Week of                   Lab Week #            Lab Topic, Quiz #


01-07-08                 Lab Week 1        Lab Introduction

01-14-08                 Lab Week 2        Lab 14 Bacteria and Protists

01-21-08                 NO LABS THIS WEEK   

01-28-08                 Lab Week 3         Lab 15 Fungi, Quiz 1

02-04-08                 Lab Week 4         Lab 16 Mosses and Ferns , Quiz 2

02-11-08                 Lab Week 5         Lab 17 Seed Plants, Quiz 3

02-18-08                 Lab Week 6         Lab 18 Plant Organization, Quiz 4

02-25-08                 Lab Week 7         Lab 22 Invertebrates, Quiz 5

03-03-08                 Lab Week 8         Lab 23 Invertebrate Coelomates, Quiz 6

03-10-08                 Lab Week 9      Lab 24 The Vertebrates, Quiz 7

03-17-08                 NO LABS THIS WEEK

03-24-08                 Lab Week 10      Lab 25 Animal Oganization , Quiz 8

03-31-08                 Lab Week 11      Lab 26 Basic Mammalian Anatomy I, Quiz 9

04-07-08                 Lab Week 12    Lab 27 Basic Mammalian Anatomy II, Quiz 10 04-14-08                  LAB FINAL


*  Lab Attendance Policy:  Attendance to laboratory is mandatory; labs cannot be made up. [There are no exceptions to this policy.]   If a student should miss a lab, he/she should expect to receive a 0 (zero) on any quiz missed.  Moreover, the student will be responsible for the missed material, which will be assessed on a quiz during the next lab meeting.  The lowest Lab Quiz Grade will be dropped before the final lab grade is computed (see Lab Grading Policy below) – this constitutes a partial safe-guard for any student who may have missed one laboratory for a legitimate reason.

*  Lab Grading Policy:  The laboratory grade is based on 10 daily lab grades (the lowest two daily lab grades are dropped) , 9 quiz grades (quizzes 1-10, the lowest quiz grade is dropped), and one lab final as follows:

10 Daily Lab Grades (@10 pts each)              100

9 Lab Quizzes (@ 100 pts each)                      900

1 Lab Final                                                       100

Lab TOTAL                                                       1000


Lab Grade Computation:  Each student’s scores for daily lab grades (lowest 2 dropped), lab quizzes (lowest dropped), and lab final will be added.  The sum will be divided by 1000 and multiplied by 100.  The resulting laboratory grade is a percentage that will be rounded up to the nearest whole number. 

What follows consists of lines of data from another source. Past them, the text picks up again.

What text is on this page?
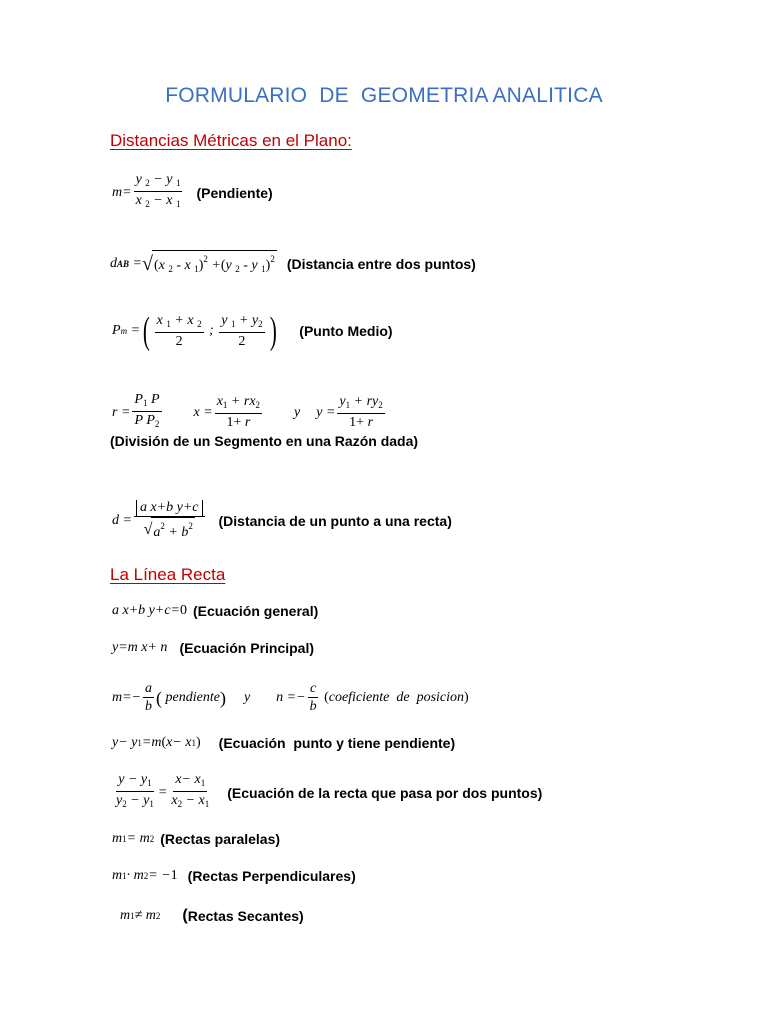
FORMULARIO  DE  GEOMETRIA ANALITICA
Distancias Métricas en el Plano:
$m= \frac{y _2 - y _1}{x _2 - x _1}$ (Pendiente)
d AB = √ (x $_2$ - x $_1$)$^2$ +(y $_2$ - y $_1$)$^2$ (Distancia entre dos puntos)
P m = ( $\frac{x _1 + x _2}{2}$ ; $\frac{y _1 + y_2}{2}$ ) (Punto Medio)
$r = \frac{P_1 P}{P P_2}$ $x = \frac{x_1 + rx_2}{1+ r}$ y $y = \frac{y_1 + ry_2}{1+ r}$
(División de un Segmento en una Razón dada)
$d = \frac{\text{a x+b y+c}}{√ a^2 + b^2}$ (Distancia de un punto a una recta)
La Línea Recta
a x+b y+c= 0 (Ecuación general)
y=m x+ n (Ecuación Principal)
$m=- \frac{a}{b}$ (
pendiente ) y $n =- \frac{c}{b}$
( coeficiente  de  posicion )
y− y 1 =m ( x− x 1 ) (Ecuación  punto y tiene pendiente)
$\frac{y - y_1}{y_2 - y_1} = \frac{x- x_1}{x_2 - x_1}$ (Ecuación de la recta que pasa por dos puntos)
m 1 = m 2 (Rectas paralelas)
m 1 · m 2 = − 1 (Rectas Perpendiculares)
m 1 ≠ m 2 ( Rectas Secantes)
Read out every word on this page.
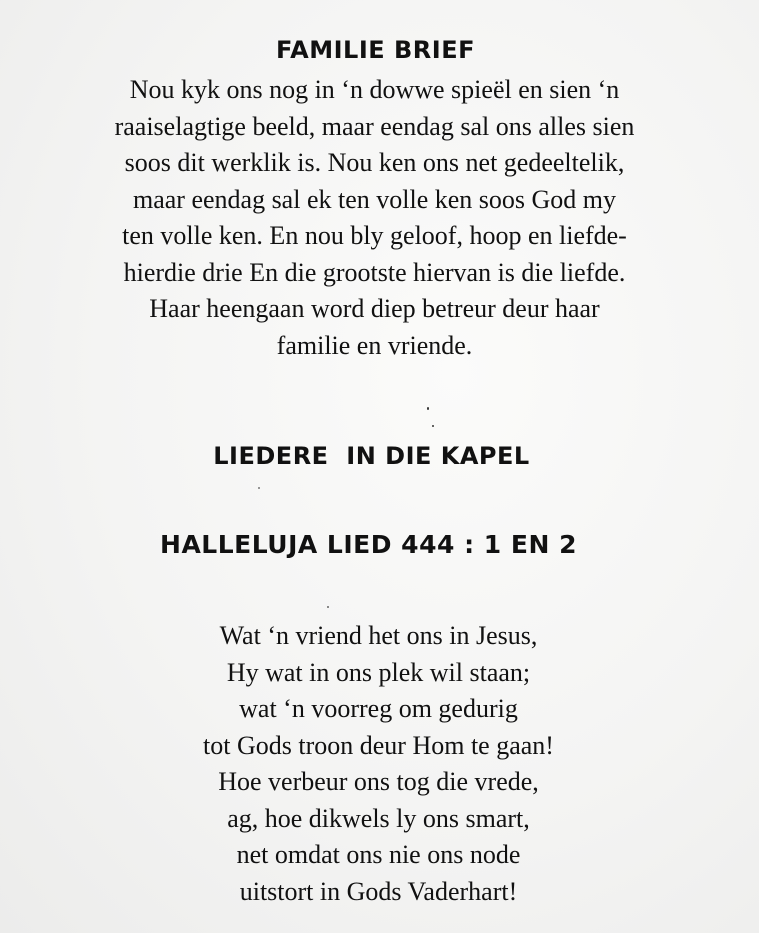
FAMILIE BRIEF
Nou kyk ons nog in ‘n dowwe spieël en sien ‘n
raaiselagtige beeld, maar eendag sal ons alles sien
soos dit werklik is. Nou ken ons net gedeeltelik,
maar eendag sal ek ten volle ken soos God my
ten volle ken. En nou bly geloof, hoop en liefde-
hierdie drie En die grootste hiervan is die liefde.
Haar heengaan word diep betreur deur haar
familie en vriende.
LIEDERE  IN DIE KAPEL
HALLELUJA LIED 444 : 1 EN 2
Wat ‘n vriend het ons in Jesus,
Hy wat in ons plek wil staan;
wat ‘n voorreg om gedurig
tot Gods troon deur Hom te gaan!
Hoe verbeur ons tog die vrede,
ag, hoe dikwels ly ons smart,
net omdat ons nie ons node
uitstort in Gods Vaderhart!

Example:  Student Total Scores 785/1000  =  0.785 X 100 = 78.5 =79%


 This lab grade will constitute 25% of the overall course grade (see computation example under Lecture Grading Policy above).

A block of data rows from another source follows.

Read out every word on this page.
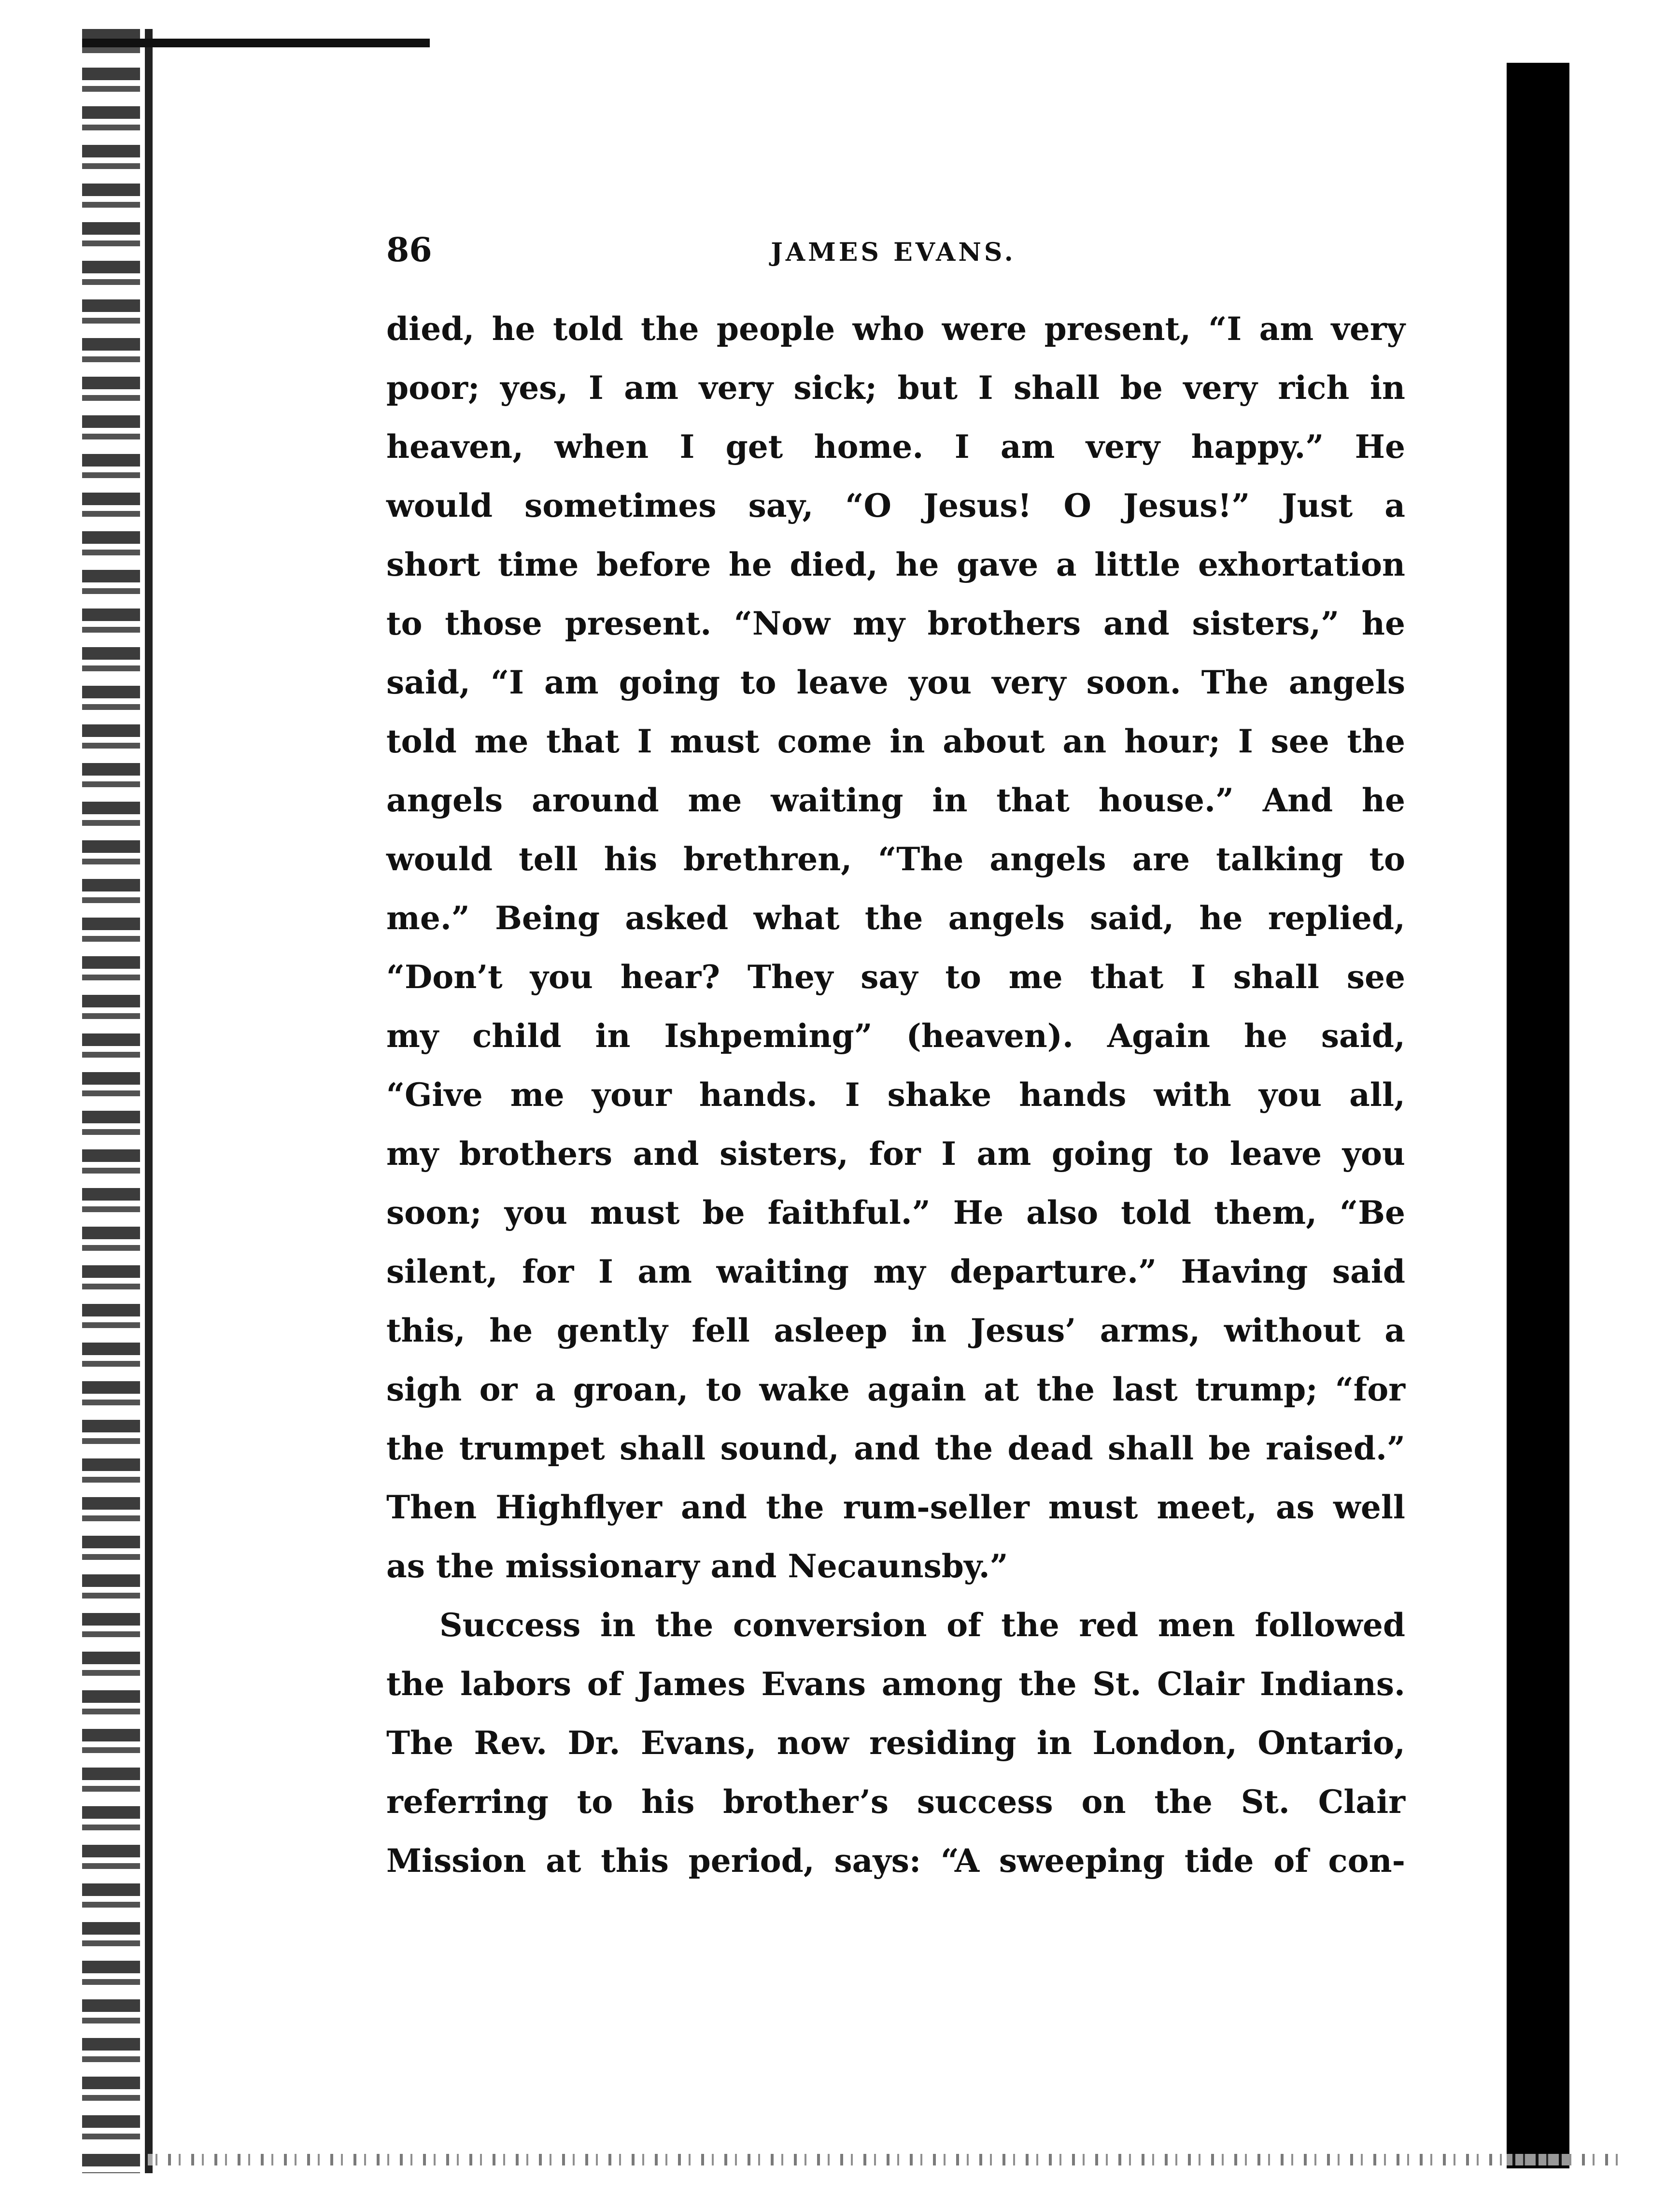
86	JAMES EVANS.
died, he told the people who were present, “I am very
poor; yes, I am very sick; but I shall be very rich in
heaven, when I get home. I am very happy.” He
would sometimes say, “O Jesus! O Jesus!” Just a
short time before he died, he gave a little exhortation
to those present. “Now my brothers and sisters,” he
said, “I am going to leave you very soon. The angels
told me that I must come in about an hour; I see the
angels around me waiting in that house.” And he
would tell his brethren, “The angels are talking to
me.” Being asked what the angels said, he replied,
“Don’t you hear? They say to me that I shall see
my child in Ishpeming” (heaven). Again he said,
“Give me your hands. I shake hands with you all,
my brothers and sisters, for I am going to leave you
soon; you must be faithful.” He also told them, “Be
silent, for I am waiting my departure.” Having said
this, he gently fell asleep in Jesus’ arms, without a
sigh or a groan, to wake again at the last trump; “for
the trumpet shall sound, and the dead shall be raised.”
Then Highflyer and the rum-seller must meet, as well
as the missionary and Necaunsby.”
Success in the conversion of the red men followed
the labors of James Evans among the St. Clair Indians.
The Rev. Dr. Evans, now residing in London, Ontario,
referring to his brother’s success on the St. Clair
Mission at this period, says: “A sweeping tide of con-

*  Lab Quizzes – Description:  Each lab quiz will cover material that was presented during the previous lab.  Each lab quiz will consist of 10-20 questions in a variety of formats (multiple choice/matching, fill-in-the-blank, description/essay, practical identification, or practical demonstration).  The Lab Final is a cumulative assessment of all lab material covered.

*  Lab Make-up Policy:  There are no make-ups for laboratory (see Lab Attendance Policy above).